23 de Agosto de 2004
( ao JJ que me "deixou" a tolerante ironia )
as coisas não são, apenas, o que se vê e o que se deseja.
são algo de muito profundo que corre no tempo
e mais tarde ou mais cedo nele se apaga ou reacende.
outras, guardamo-las na memória,
quando o preço da desilusão se reveste numa agressiva,
se bem que controlada,
incompreensão
de uns e de outros.
a angústia como dividendo da Utopia.
racionalizo, porém, quando o impulso me diz que deveria ir por ali.
resisto.
cada um é o que é .
a cada um cabe representar - mais ou menos bem - o seu papel.
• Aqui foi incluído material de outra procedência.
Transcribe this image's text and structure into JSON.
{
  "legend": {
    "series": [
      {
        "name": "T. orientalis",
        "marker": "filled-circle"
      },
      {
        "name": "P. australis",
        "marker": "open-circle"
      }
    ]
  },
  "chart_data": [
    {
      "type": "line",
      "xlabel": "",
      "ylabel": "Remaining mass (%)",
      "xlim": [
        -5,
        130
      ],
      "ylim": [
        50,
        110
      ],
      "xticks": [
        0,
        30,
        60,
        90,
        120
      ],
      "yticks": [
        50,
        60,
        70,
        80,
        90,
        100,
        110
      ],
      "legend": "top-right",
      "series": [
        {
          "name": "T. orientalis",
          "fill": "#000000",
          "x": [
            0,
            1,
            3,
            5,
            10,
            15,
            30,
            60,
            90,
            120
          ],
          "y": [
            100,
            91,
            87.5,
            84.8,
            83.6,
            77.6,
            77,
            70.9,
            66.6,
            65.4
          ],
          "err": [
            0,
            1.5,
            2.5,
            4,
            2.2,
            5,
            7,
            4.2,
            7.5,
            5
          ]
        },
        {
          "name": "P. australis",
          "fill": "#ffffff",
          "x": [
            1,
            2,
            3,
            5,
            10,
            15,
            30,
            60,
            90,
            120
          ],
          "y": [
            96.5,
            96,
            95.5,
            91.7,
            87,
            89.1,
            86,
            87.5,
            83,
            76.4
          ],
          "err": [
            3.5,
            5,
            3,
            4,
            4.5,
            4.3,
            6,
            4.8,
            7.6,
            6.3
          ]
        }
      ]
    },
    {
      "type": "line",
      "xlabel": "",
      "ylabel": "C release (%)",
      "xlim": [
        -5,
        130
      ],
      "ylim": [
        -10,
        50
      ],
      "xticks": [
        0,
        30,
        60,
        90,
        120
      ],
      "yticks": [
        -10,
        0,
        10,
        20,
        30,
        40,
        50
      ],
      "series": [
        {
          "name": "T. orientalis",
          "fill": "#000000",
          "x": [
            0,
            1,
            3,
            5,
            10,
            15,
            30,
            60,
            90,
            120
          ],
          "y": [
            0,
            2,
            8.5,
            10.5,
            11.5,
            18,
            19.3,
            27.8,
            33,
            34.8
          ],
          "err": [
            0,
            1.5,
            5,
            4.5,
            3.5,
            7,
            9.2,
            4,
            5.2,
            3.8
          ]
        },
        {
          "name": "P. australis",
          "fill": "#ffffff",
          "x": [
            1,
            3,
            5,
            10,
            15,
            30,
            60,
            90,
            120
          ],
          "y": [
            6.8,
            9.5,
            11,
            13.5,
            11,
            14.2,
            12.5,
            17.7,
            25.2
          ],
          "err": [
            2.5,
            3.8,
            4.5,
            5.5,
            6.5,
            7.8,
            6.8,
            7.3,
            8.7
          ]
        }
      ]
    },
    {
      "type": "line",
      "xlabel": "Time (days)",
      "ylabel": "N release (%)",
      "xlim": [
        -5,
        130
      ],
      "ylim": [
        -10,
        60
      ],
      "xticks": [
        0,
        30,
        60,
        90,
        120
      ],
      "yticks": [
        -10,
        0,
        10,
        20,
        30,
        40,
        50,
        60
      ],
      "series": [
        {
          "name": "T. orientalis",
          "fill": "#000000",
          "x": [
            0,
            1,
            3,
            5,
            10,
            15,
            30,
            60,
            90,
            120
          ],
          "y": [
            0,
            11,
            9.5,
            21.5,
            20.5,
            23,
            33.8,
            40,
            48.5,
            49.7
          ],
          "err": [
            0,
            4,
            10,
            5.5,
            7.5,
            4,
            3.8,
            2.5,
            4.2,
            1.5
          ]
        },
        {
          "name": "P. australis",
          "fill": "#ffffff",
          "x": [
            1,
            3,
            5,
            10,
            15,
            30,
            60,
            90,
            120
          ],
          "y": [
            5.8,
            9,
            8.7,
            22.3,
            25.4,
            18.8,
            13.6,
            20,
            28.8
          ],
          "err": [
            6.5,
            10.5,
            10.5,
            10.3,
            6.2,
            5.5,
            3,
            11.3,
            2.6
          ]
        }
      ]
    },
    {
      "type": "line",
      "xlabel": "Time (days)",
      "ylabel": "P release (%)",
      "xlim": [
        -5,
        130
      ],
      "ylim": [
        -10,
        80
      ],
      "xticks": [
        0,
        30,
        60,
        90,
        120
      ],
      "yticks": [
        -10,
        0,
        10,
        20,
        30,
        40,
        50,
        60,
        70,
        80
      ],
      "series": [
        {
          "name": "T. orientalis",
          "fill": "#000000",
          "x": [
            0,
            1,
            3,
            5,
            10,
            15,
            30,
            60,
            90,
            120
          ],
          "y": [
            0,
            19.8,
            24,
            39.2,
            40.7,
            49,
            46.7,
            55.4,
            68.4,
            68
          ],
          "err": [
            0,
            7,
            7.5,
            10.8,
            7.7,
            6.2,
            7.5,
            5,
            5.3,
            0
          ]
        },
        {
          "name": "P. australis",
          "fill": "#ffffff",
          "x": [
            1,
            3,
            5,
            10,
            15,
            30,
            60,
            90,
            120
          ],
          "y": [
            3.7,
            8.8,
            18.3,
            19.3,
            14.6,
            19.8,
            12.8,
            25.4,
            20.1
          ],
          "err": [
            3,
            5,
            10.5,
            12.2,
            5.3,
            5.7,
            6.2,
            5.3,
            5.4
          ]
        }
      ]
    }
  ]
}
não quero falar dos outros.
não quero julgá-los.
reflectir, apenas, na primeira pessoa do singular.
reservo-me, ora, esse direito
e, ao fazê-lo, não me vejo como um sujeito isolado,
antes como um ser social,
integrada na aventura cultural da época em que vivo.
reconheço,
meu irmão,
que o dogma da solidariedade
- aquele em que sempre acreditámos -
perdeu os seus contornos mais nítidos.
"ser solidário é estar com" - dizias-me!
há regras estabelecidas.
há escolhas.
há cumplicidades.
há entendimentos em silêncio.
há gestos e palavras, certos, em momentos próprios.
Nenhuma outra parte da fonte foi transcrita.